Я не думаю, что плохие отношения – это неизбежность, хотя сейчас они настолько плохи, что дальше некуда. Но если, например, украинская проблема будет решена, ничто не мешает начать восстанавливать отношения.
– Была ли возможность обойтись без расширения НАТО?
– Я думаю, что расширение НАТО было большой ошибкой. В середине 1990-х гг. была программа «Партнёрство ради мира», что-то вроде зала длительного ожидания для желающих. Это придумали, чтобы ответить на обеспокоенность России, и мы рассчитывали, что такой подход и будет взят на вооружение. Спешки никакой не было, мы понимали, что Россия будет возражать и полагали, что надо подождать, добиться более доверительных отношений и так далее. Но всё резко развернулось после промежуточных выборов в США в 1994 году. Демократы крупно проиграли, и Клинтон решил, что по электоральным соображениям надо ускорить процесс расширения НАТО.
В 2008 году, когда был Бухарестский саммит НАТО, администрация Буша хотела быстро запустить процесс принятия Украины и Грузии, а Германия и Франция резко воспротивились. Мы тогда занимали промежуточную позицию. Открою секрет: именно британцы предложили тот вариант, который и был принят, а затем создал проблемы – Киев и Тбилиси не вступают сейчас, но вступят когда-то потом.
Но расширение НАТО не было неизбежным. Она стало результатом именно решения Клинтона. С тех пор и разбираемся.
– Могла ли Россия вступить в НАТО? Путин эту идею теоретически обсуждал с британским лордом Робертсоном, генсеком альянса в начале 2000-х.
– Это могло бы стать возможным в момент сразу после краха коммунизма. Но он быстро закончился. Причина понятна. Чтобы кто-то вступил в НАТО, нужен консенсус тех, кто там есть. В НАТО вступили страны, которые никогда не согласятся на участие России.
Что касается будущего, это интересный вопрос. Позитивная сторона кризиса в том, что, если он разрешён, то открывает возможности для восстановления доверия. Если русские и американцы, допустим, заключат сделку, это изменит ситуацию.
Я не думаю, что Россия в сколь-нибудь обозримой перспективе может вступить в НАТО, как и Украина, кстати. Но разрядка позволит обсуждать новые структуры безопасности, как когда-то предлагал Дмитрий Медведев, и они могут просто затмить собой НАТО.
– Концепция Лондона на международной арене после Брекзита называется «Глобальная Британия» – самостоятельная мировая держава. Получается?
– Пока в процессе. Это были очень бурные пять лет британской истории. Яростные битвы внутри, пандемия – было совсем не до внешней политики. Украинский кризис возвращает её в центр внимания. Он показал и сильные, и слабые стороны нашего положения.

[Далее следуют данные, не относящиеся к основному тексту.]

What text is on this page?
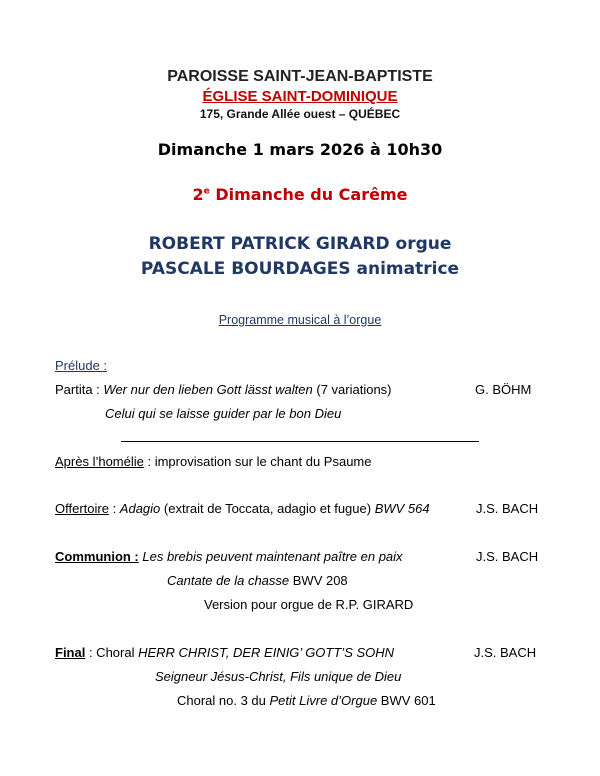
PAROISSE SAINT-JEAN-BAPTISTE
ÉGLISE SAINT-DOMINIQUE
175, Grande Allée ouest – QUÉBEC
Dimanche 1 mars 2026 à 10h30
2e Dimanche du Carême
ROBERT PATRICK GIRARD orgue
PASCALE BOURDAGES animatrice
Programme musical à l’orgue
Prélude :
Partita : Wer nur den lieben Gott lässt walten (7 variations)	G. BÖHM
Celui qui se laisse guider par le bon Dieu
Après l’homélie : improvisation sur le chant du Psaume
Offertoire : Adagio (extrait de Toccata, adagio et fugue) BWV 564	J.S. BACH
Communion : Les brebis peuvent maintenant paître en paix	J.S. BACH
Cantate de la chasse BWV 208
Version pour orgue de R.P. GIRARD
Final : Choral HERR CHRIST, DER EINIG’ GOTT’S SOHN	J.S. BACH
Seigneur Jésus-Christ, Fils unique de Dieu
Choral no. 3 du Petit Livre d’Orgue BWV 601
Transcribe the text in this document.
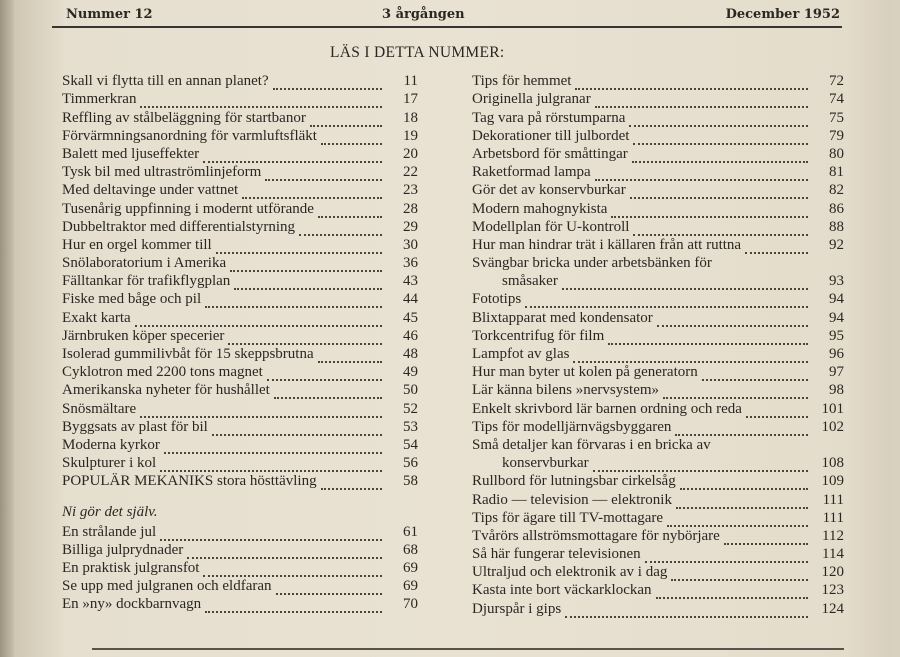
Nummer 12	3 årgången	December 1952
LÄS I DETTA NUMMER:
Skall vi flytta till en annan planet?	11
Timmerkran	17
Reffling av stålbeläggning för startbanor	18
Förvärmningsanordning för varmluftsfläkt	19
Balett med ljuseffekter	20
Tysk bil med ultraströmlinjeform	22
Med deltavinge under vattnet	23
Tusenårig uppfinning i modernt utförande	28
Dubbeltraktor med differentialstyrning	29
Hur en orgel kommer till	30
Snölaboratorium i Amerika	36
Fälltankar för trafikflygplan	43
Fiske med båge och pil	44
Exakt karta	45
Järnbruken köper specerier	46
Isolerad gummilivbåt för 15 skeppsbrutna	48
Cyklotron med 2200 tons magnet	49
Amerikanska nyheter för hushållet	50
Snösmältare	52
Byggsats av plast för bil	53
Moderna kyrkor	54
Skulpturer i kol	56
POPULÄR MEKANIKS stora hösttävling	58
Ni gör det själv.
En strålande jul	61
Billiga julprydnader	68
En praktisk julgransfot	69
Se upp med julgranen och eldfaran	69
En »ny» dockbarnvagn	70
Tips för hemmet	72
Originella julgranar	74
Tag vara på rörstumparna	75
Dekorationer till julbordet	79
Arbetsbord för småttingar	80
Raketformad lampa	81
Gör det av konservburkar	82
Modern mahognykista	86
Modellplan för U-kontroll	88
Hur man hindrar trät i källaren från att ruttna	92
Svängbar bricka under arbetsbänken för
småsaker	93
Fototips	94
Blixtapparat med kondensator	94
Torkcentrifug för film	95
Lampfot av glas	96
Hur man byter ut kolen på generatorn	97
Lär känna bilens »nervsystem»	98
Enkelt skrivbord lär barnen ordning och reda	101
Tips för modelljärnvägsbyggaren	102
Små detaljer kan förvaras i en bricka av
konservburkar	108
Rullbord för lutningsbar cirkelsåg	109
Radio — television — elektronik	111
Tips för ägare till TV-mottagare	111
Tvårörs allströmsmottagare för nybörjare	112
Så här fungerar televisionen	114
Ultraljud och elektronik av i dag	120
Kasta inte bort väckarklockan	123
Djurspår i gips	124
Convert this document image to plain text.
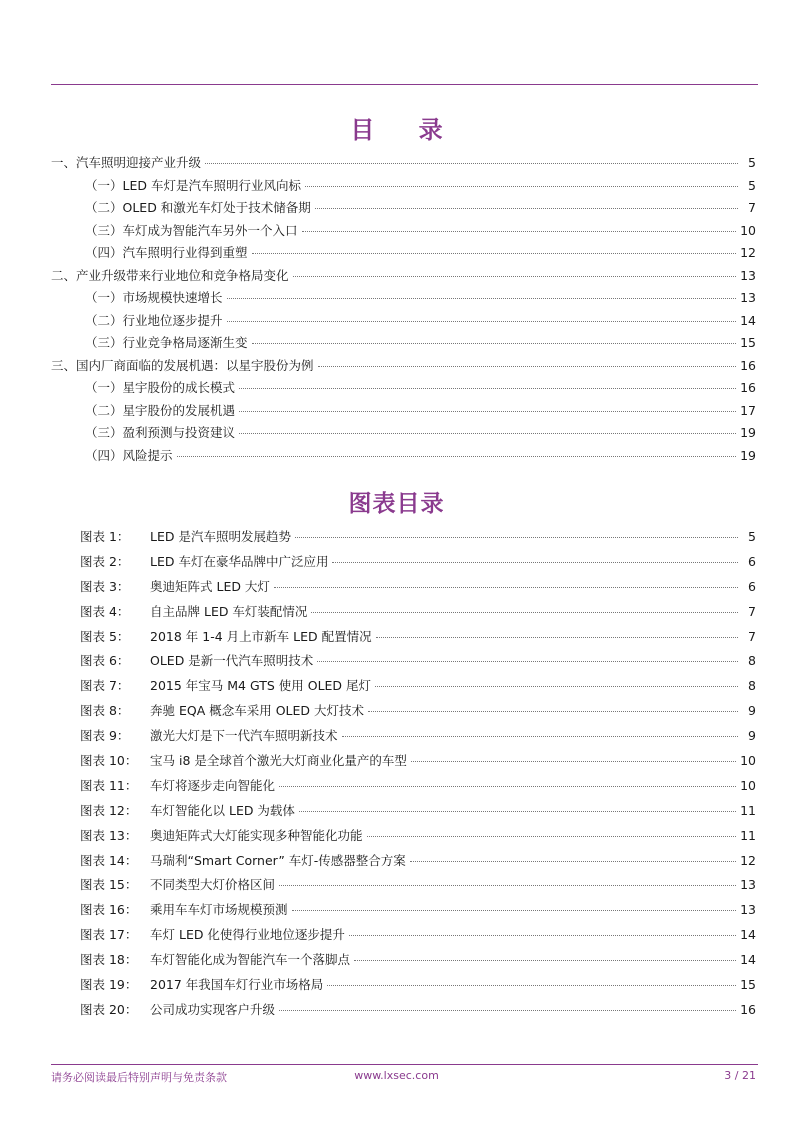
目 录
一、汽车照明迎接产业升级	5
（一）LED 车灯是汽车照明行业风向标	5
（二）OLED 和激光车灯处于技术储备期	7
（三）车灯成为智能汽车另外一个入口	10
（四）汽车照明行业得到重塑	12
二、产业升级带来行业地位和竞争格局变化	13
（一）市场规模快速增长	13
（二）行业地位逐步提升	14
（三）行业竞争格局逐渐生变	15
三、国内厂商面临的发展机遇：以星宇股份为例	16
（一）星宇股份的成长模式	16
（二）星宇股份的发展机遇	17
（三）盈利预测与投资建议	19
（四）风险提示	19
图表目录
图表 1：	LED 是汽车照明发展趋势	5
图表 2：	LED 车灯在豪华品牌中广泛应用	6
图表 3：	奥迪矩阵式 LED 大灯	6
图表 4：	自主品牌 LED 车灯装配情况	7
图表 5：	2018 年 1-4 月上市新车 LED 配置情况	7
图表 6：	OLED 是新一代汽车照明技术	8
图表 7：	2015 年宝马 M4 GTS 使用 OLED 尾灯	8
图表 8：	奔驰 EQA 概念车采用 OLED 大灯技术	9
图表 9：	激光大灯是下一代汽车照明新技术	9
图表 10：	宝马 i8 是全球首个激光大灯商业化量产的车型	10
图表 11：	车灯将逐步走向智能化	10
图表 12：	车灯智能化以 LED 为载体	11
图表 13：	奥迪矩阵式大灯能实现多种智能化功能	11
图表 14：	马瑞利“Smart Corner” 车灯-传感器整合方案	12
图表 15：	不同类型大灯价格区间	13
图表 16：	乘用车车灯市场规模预测	13
图表 17：	车灯 LED 化使得行业地位逐步提升	14
图表 18：	车灯智能化成为智能汽车一个落脚点	14
图表 19：	2017 年我国车灯行业市场格局	15
图表 20：	公司成功实现客户升级	16
请务必阅读最后特别声明与免责条款	www.lxsec.com	3 / 21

С одной стороны, мы вне ЕС, он принимает решения, и мы не имеем влияния на них. С другой стороны, мы гораздо больше обеспокоены происходящим и особенно военной стороной, чем Евросоюз, судя по его реакции, и у нас громкий независимый голос. Я бы сказал, что глобальная Британия в муках рождается из нашего очень запутанного внутреннего контекста.